Обращаясь к теоретическим трудам Шпета[2823], мы должны признать в нем правовернейшего последователя Гуссерля — не только в отношении к общей идее его феноменологии. Для Шпета то, что нам дано, слагается из «явлений» и находимых в них (через феноменологическую редукцию) «смыслов»— поэтому для него просто выпадает вековая проблема метафизики, самого понятия «вещи в себе». В явлениях, в их «глубине» нам открывается мир «идей» или «эйдосов», — уже тут мы имеем transcensus, но далее, по Шпету, идти некуда. «Предмет», — говорит в одной статье Шпет[2824], — есть только неопределенный «носитель многообразного содержания, связанного в один узел в некоем осмысливающем его центральном ядре». Далее этого осторожного утверждения Шпет боится идти; метафизика для него есть простая «неудача в философии»[2825]: «Под метафизикой, — продолжает тут же Шпет, — я разумею всякое стремление возвести доксу[2826] в строгое знание». «Против метафизики, как формы литературного творчества, — замечает Шпет, повторяя известное выражение Ланге о «поэзии понятий», — я не возражаю и такой метафизики не отвергаю». «Метафизические претензии на знание — есть признак псевдофилософский», — поучает нас далее Шпет, для которого философия должна быть «строгой наукой» о «смыслах», об «идеальном бытии», находимом в «явлениях». Шпет категорически отказывается возводить двойственность «явлений» и «смыслов» к метафизическому истолкованию и отвергает «дуалистическое утверждение посюстороннего мира явлений и потустороннего мира вещей в себе». Шпет утверждает «единство вещи», как оно дано в опыте («явления» и «смысла»), достаточно полном и не требующем «выхода» за пределы опыта[2827]'. Можно, как мы видели, создавать мнения» о значении того, что есть «единство вещи» — но от таких «мнений» до философии, как «знания» —дистанция огромного размера. «Философия, как знание, — пишет Шлет[2828], — есть высшая историческая и диалектическая ступень философии, поэтому я не отрицаю, а напротив, утверждаю наличность истории, в течение которой философия становится знанием». Это утверждение, имеющее надлежащий смысл лишь в системе Гегеля, для Шпета есть выражение его снисходительности ко всем построениям до Гуссерля, — тем более пикантной, что (явно в угоду советской цензуре!) Шпет вдруг признается, что «едва ли можно найти что–либо удобнее (!) марксизма » для установления «исторического контекста »[2829]. Надо тут же заметить, что никакого «удобного марксизма» в книге Шпета, откуда взята эта цитата, и следа нет.

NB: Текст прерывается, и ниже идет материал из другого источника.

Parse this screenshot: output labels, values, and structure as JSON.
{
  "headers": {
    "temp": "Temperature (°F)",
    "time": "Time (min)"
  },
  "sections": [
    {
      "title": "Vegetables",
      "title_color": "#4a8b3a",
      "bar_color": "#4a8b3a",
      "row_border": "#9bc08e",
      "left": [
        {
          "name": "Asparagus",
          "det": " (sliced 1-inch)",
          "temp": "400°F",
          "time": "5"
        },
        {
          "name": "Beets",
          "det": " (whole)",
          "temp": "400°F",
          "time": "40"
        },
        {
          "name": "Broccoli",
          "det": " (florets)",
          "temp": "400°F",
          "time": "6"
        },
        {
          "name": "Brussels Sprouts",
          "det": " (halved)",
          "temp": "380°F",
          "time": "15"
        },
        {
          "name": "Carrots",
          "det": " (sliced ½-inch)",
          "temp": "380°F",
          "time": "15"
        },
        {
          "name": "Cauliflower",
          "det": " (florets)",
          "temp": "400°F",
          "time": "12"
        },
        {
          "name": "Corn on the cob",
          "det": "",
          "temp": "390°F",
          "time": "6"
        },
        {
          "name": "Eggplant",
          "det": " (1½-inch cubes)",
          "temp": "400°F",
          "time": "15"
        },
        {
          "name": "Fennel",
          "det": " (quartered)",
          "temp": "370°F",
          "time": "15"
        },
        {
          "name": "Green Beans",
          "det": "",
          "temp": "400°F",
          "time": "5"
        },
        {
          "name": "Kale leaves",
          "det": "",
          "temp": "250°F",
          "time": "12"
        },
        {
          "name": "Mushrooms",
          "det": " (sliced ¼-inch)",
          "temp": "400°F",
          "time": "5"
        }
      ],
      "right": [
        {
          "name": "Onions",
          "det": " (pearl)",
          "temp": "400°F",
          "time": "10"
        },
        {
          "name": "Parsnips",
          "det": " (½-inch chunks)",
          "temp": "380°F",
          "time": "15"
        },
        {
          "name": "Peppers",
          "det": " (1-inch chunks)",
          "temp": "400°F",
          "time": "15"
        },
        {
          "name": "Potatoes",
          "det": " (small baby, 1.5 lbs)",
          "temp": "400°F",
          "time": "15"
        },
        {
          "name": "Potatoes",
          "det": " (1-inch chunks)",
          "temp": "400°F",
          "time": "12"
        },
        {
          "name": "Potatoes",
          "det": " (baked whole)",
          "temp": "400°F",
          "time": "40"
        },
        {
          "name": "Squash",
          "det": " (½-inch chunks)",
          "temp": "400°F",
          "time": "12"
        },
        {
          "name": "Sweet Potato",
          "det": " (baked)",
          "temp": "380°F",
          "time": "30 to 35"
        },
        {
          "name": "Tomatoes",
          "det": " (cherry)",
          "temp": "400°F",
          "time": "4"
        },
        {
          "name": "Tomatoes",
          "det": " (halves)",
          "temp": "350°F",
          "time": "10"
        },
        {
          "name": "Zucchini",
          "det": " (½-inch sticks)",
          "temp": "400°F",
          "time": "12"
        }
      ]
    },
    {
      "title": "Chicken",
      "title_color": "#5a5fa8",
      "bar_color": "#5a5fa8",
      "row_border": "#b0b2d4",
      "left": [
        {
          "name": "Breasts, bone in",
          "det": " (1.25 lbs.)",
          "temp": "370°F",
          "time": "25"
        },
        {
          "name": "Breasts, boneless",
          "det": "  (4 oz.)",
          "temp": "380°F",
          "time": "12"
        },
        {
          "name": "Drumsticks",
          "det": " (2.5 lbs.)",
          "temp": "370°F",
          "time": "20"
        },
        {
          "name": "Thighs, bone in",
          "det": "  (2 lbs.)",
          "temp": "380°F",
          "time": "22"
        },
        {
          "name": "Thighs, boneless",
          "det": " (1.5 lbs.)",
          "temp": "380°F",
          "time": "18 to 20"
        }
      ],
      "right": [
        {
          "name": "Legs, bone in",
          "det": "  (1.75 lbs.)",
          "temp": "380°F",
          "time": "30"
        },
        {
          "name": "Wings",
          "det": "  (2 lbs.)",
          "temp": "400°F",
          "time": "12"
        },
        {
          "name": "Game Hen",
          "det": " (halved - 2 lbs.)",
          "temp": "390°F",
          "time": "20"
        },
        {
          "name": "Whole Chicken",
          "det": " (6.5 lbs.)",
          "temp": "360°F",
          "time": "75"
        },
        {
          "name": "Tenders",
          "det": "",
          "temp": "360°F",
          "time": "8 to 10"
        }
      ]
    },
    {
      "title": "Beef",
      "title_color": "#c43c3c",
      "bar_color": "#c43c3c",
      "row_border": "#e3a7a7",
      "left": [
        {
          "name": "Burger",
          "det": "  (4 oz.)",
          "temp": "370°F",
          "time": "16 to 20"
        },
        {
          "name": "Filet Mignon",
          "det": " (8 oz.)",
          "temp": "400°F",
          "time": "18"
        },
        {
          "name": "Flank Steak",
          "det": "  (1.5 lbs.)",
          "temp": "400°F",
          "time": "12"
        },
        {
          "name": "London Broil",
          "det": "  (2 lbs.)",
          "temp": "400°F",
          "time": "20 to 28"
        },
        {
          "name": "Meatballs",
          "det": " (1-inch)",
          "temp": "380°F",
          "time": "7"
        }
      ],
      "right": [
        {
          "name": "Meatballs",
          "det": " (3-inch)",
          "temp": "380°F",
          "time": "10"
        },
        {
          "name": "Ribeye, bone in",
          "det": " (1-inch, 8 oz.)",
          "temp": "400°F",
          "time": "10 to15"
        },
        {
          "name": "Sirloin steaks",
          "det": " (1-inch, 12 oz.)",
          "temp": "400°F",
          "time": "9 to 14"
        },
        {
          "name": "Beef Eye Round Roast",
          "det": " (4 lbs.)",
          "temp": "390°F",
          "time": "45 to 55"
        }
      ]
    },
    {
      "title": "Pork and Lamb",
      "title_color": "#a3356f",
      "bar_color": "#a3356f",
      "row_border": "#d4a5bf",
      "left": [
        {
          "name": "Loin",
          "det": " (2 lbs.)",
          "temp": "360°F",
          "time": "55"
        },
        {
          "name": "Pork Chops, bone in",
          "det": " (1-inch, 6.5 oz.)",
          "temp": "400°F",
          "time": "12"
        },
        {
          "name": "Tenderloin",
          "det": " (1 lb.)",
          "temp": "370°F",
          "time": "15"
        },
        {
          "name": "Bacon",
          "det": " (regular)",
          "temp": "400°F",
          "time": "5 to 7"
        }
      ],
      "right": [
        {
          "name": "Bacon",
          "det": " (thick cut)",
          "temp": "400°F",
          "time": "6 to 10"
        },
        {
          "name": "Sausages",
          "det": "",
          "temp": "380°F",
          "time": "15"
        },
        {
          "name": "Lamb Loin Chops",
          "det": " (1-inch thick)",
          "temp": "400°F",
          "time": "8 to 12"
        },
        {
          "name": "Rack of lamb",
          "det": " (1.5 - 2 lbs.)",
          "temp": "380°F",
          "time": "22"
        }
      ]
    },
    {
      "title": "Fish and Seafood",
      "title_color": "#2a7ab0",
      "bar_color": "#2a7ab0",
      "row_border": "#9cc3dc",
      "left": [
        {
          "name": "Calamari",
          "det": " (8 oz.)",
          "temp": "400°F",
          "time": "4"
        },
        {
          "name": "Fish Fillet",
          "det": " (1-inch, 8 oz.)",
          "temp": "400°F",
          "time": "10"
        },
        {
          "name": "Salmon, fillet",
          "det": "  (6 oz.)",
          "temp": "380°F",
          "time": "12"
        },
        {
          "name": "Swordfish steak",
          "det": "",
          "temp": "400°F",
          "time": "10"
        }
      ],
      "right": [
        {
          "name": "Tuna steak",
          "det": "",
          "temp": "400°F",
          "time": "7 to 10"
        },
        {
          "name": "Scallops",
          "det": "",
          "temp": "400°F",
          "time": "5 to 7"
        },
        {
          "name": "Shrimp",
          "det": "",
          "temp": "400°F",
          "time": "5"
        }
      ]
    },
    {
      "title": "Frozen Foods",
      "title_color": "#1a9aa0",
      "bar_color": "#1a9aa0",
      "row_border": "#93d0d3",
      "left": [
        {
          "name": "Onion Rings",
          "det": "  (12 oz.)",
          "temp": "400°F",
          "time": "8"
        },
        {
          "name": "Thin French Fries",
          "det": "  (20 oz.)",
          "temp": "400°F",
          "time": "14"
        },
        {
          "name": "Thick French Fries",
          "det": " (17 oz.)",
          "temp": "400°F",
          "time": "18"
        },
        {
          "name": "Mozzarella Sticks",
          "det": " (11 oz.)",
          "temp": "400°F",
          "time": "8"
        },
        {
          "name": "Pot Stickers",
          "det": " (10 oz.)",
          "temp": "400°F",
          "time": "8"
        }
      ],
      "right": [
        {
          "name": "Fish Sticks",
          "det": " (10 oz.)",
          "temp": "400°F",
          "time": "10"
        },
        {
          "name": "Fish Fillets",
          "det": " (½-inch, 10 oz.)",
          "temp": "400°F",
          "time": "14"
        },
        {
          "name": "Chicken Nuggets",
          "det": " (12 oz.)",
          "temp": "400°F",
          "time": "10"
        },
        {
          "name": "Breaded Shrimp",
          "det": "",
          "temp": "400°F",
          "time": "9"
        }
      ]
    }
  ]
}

Итак, нам даны «явления» и «смыслы», — позже сюда еще присоединяет Шпет имя вещи[2830], — мы увидим у Лосева развитие этой темы. Реализм на почве феноменологии сводится все же к очень скромному утверждению двойственности в данном нам в опыте материале и никак не может быть сам собой превращен в антиметафизическое утверждение. Шпету (как и многим другим — ср. выше позицию Лапшина) вполне достаточно изучения данности в пределах соотношения «явления» и «смысла» — но убедительно показать не–мыслимость перехода к теме «абсолютного » в бытии никому еще не удалось. Шпет, естественно, очень симпатизирует попытке Авенариуса определить данные «чистого опыта»[2831], он очень настойчиво отнимает у «субъекта» претензии на то, что он «собственник своего сознания»[2832]. Тут, несомненно, сказывается влияние Юма, учение которого Шпет излагал еще в своей студенческой работе.

Шпету чужда и, по–видимому, даже противна «теистическая интерпретация абсолютного, как личного Бога»[2833], хотя и самая категория «Абсолюта» заранее им отвергается из–за противостав–ления «эмпирии» «вещам в себе». Шпет то говорит об «угасшей и истлевающей христианской культуре»[2834], то бесцеремонно утверждает, что у христиан «извращенное (!) понятие о любви»; у скептика (в сущности у всех, кто признает «потустороннее бытие») Шпет находит искание «не истины», а тех переживаний и чувств, которые «связаны с воображаемой (!) потусторонностью, сверхразумностью и сверхобычностью»[2835].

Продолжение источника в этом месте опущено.